Screenshot from collaborative.ai

Over the next two years, Prof. Miriyam Aouragh will work with partners from the Institute for Technology in the Public Interest (TITiPI) and the Equinox Initiative for Racial Justice as part of the newly formed Tech Infrastructure Coalition—an initiative dedicated to community-driven research and collective strategy building in technology policy.

The Coalition has been awarded a €288,500 grant for a new research project, “Collective Counter-Strategies: Breaking the New Normal of Securitisation and Digital Competitiveness.” The project, funded by The AI Collaborative, responds to urgent debates about how artificial intelligence is governed and whose interests it serves. The AI Collaborative was established to ensure that decisions shaping AI’s future are rooted in democratic values and public accountability.
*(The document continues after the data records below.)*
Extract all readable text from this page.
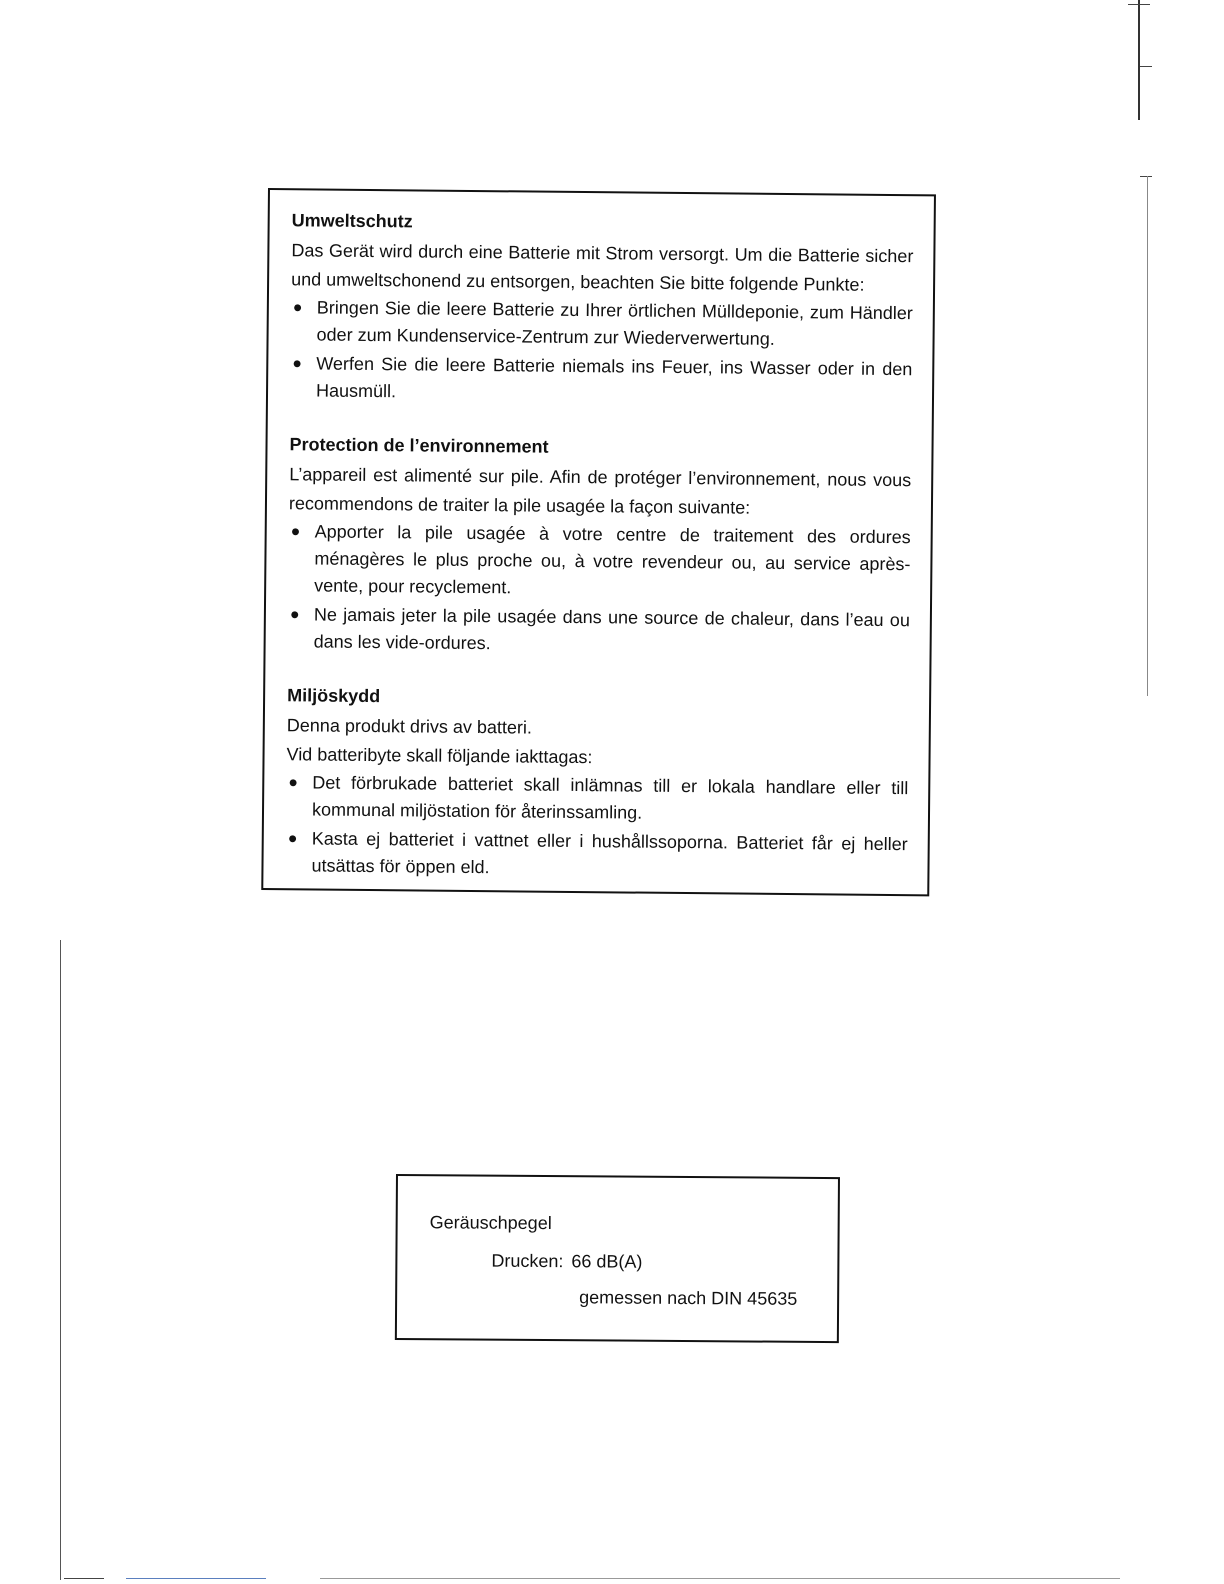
Umweltschutz

Das Gerät wird durch eine Batterie mit Strom versorgt. Um die Batterie sicher und umweltschonend zu entsorgen, beachten Sie bitte folgende Punkte:

● Bringen Sie die leere Batterie zu Ihrer örtlichen Mülldeponie, zum Händler oder zum Kundenservice-Zentrum zur Wiederverwertung.
● Werfen Sie die leere Batterie niemals ins Feuer, ins Wasser oder in den Hausmüll.
Protection de l’environnement

L’appareil est alimenté sur pile. Afin de protéger l’environnement, nous vous recommendons de traiter la pile usagée la façon suivante:

● Apporter la pile usagée à votre centre de traitement des ordures ménagères le plus proche ou, à votre revendeur ou, au service après-vente, pour recyclement.
● Ne jamais jeter la pile usagée dans une source de chaleur, dans l’eau ou dans les vide-ordures.
Miljöskydd

Denna produkt drivs av batteri.

Vid batteribyte skall följande iakttagas:

● Det förbrukade batteriet skall inlämnas till er lokala handlare eller till kommunal miljöstation för återinssamling.
● Kasta ej batteriet i vattnet eller i hushållssoporna. Batteriet får ej heller utsättas för öppen eld.
Geräuschpegel
Drucken: 66 dB(A)
gemessen nach DIN 45635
Through this grant, the Tech Infrastructure Coalition will critically examine how the European Union’s digitalisation and industrial strategies, framed around “securitisation” and “digital competitiveness,” are reshaping both states and economies. The team will develop collective strategies and alternative policy approaches that foreground racial, social, environmental, and economic justice.

“This project challenges dominant narratives about AI and digitalisation. By bringing together communities, activists, and researchers, we aim to rethink what public interest means in an era of expanding computational power and securitised governance,” writes the group.

Over two years, the Coalition will conduct policy-oriented research, community-led working sessions, and critical interventions with policymakers and civil society. Their aim is to highlight how digital infrastructures can also entrench inequalities, and to propose more equitable alternatives.

The project builds on Aouragh’s long-standing work with TITiPI, a transdisciplinary initiative she co-founded with Seda Gürses, Helen Pritchard, and Femke Snelting. TITiPI convenes activists, artists, engineers, and theorists to reimagine what technologies designed in the public interest might look like when that public is diverse, contested, and evolving.